The temporal aspect of groundwater vulnerability to contaminants such as nitrate is often overlooked, assuming vulnerability has a static nature. This study bridges this gap by employing machine learning with Detecting Breakpoints and Estimating Segments in Trend (DBEST) algorithm to reveal the underlying relationship between nitrate, water table, vegetation cover, and precipitation time series, that are related to agricultural activities and groundwater demand in a semi-arid region. The contamination probability of Lenjanat Plain has been mapped by comparing random forest (RF), support vector machine (SVM), and K-nearest-neighbors (KNN) models, fed with 32 input variables (dem-derived factors, physiography, distance and density maps, time series data). Also, imbalanced learning and feature selection techniques were investigated as supplementary methods, adding up to four scenarios. Results showed that the RF model, integrated with forward sequential feature selection (SFS) and SMOTE-Tomek resampling method, outperformed the other models (F-score: 0.94, MCC: 0.83). The SFS techniques outperformed other feature selection methods in enhancing the accuracy of the models with the cost of computational expenses, and the cost-sensitive function proved more efficient in tackling imbalanced data issues than the other investigated methods. The DBEST method identified significant breakpoints within each time series dataset, revealing a clear association between agricultural practices along the Zayandehrood River and substantial nitrate contamination within the Lenjanat region. Additionally, the groundwater vulnerability maps created using the candid RF model and an ensemble of the best RF, SVM, and KNN models predicted mid to high levels of vulnerability in the central parts and the downhills in the southwest.

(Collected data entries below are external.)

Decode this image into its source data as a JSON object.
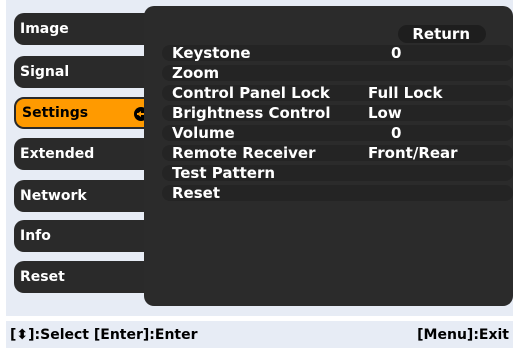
{
  "menu": {
    "items": [
      {
        "label": "Image"
      },
      {
        "label": "Signal"
      },
      {
        "label": "Settings"
      },
      {
        "label": "Extended"
      },
      {
        "label": "Network"
      },
      {
        "label": "Info"
      },
      {
        "label": "Reset"
      }
    ],
    "active_index": 2
  },
  "panel": {
    "return_label": "Return",
    "rows": [
      {
        "label": "Keystone",
        "value": "0"
      },
      {
        "label": "Zoom",
        "value": ""
      },
      {
        "label": "Control Panel Lock",
        "value": "Full Lock"
      },
      {
        "label": "Brightness Control",
        "value": "Low"
      },
      {
        "label": "Volume",
        "value": "0"
      },
      {
        "label": "Remote Receiver",
        "value": "Front/Rear"
      },
      {
        "label": "Test Pattern",
        "value": ""
      },
      {
        "label": "Reset",
        "value": ""
      }
    ]
  },
  "statusbar": {
    "left": "[⬍]:Select  [Enter]:Enter",
    "right": "[Menu]:Exit"
  },
  "colors": {
    "accent": "#ff9a00",
    "panel": "#2b2b2b",
    "frame": "#e7ecf5"
  },
  "icons": {
    "enter": "enter-icon"
  }
}
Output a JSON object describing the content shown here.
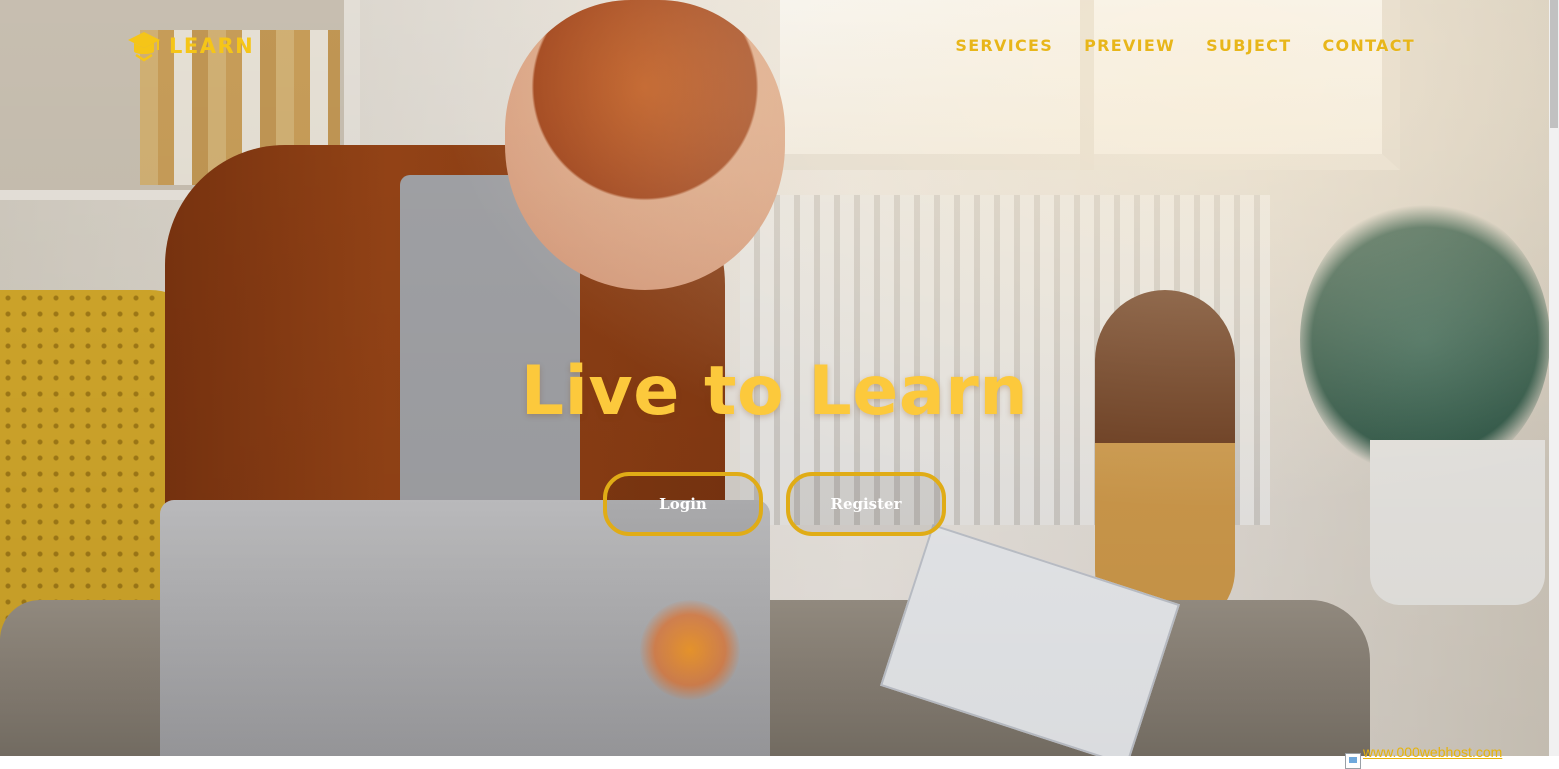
{
  "brand": {
    "name": "LEARN",
    "icon": "graduation-cap-icon",
    "color": "#f5c518"
  },
  "nav": {
    "items": [
      {
        "label": "SERVICES"
      },
      {
        "label": "PREVIEW"
      },
      {
        "label": "SUBJECT"
      },
      {
        "label": "CONTACT"
      }
    ],
    "color": "#e8b61a"
  },
  "hero": {
    "headline": "Live to Learn",
    "headline_color": "#fcc93c",
    "background_image": "student-studying-with-laptop-photo"
  },
  "buttons": {
    "login": "Login",
    "register": "Register",
    "border_color": "#e0ac16"
  },
  "footer_badge": {
    "text": "www.000webhost.com",
    "icon": "broken-image-icon"
  }
}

地下水对污染物(如硝酸盐)脆弱性的时间方面经常被忽视,假设脆弱性具有静态性质。本研究通过使用机器学习与检测断点和估计趋势段(DBEST)算法来弥补这一差距,揭示硝酸盐、地下水位、植被覆盖和降水时间序列之间的潜在关系,这些关系与半干旱地区的农业活动和地下水需求有关。通过比较随机森林(RF)、支持向量机(SVM)和 K 最近邻(KNN)模型,对 Lenjanat 平原的污染概率进行了映射,这些模型输入了 32 个输入变量(源自 DEM 的因素、地形、距离和密度图、时间序列数据)。此外,还研究了不平衡学习和特征选择技术作为补充方法,共提出了四种方案。结果表明,RF 模型与前向逐步特征选择(SFS)和 SMOTE-Tomek 重采样方法相结合,优于其他模型(F 分数:0.94,MCC:0.83)。SFS 技术在提高模型准确性方面优于其他特征选择方法,但代价是计算费用增加,而成本敏感函数在解决不平衡数据问题方面比其他研究方法更有效。DBEST 方法在每个时间序列数据集内识别出显著的断点,揭示了 Zayandehrood 河沿岸的农业实践与 Lenjanat 地区大量硝酸盐污染之间的明显关联。此外,使用原始 RF 模型和最佳 RF、SVM 和 KNN 模型的组合创建的地下水脆弱性图预测了中心地带和西南部下坡地带的中等到高度脆弱性。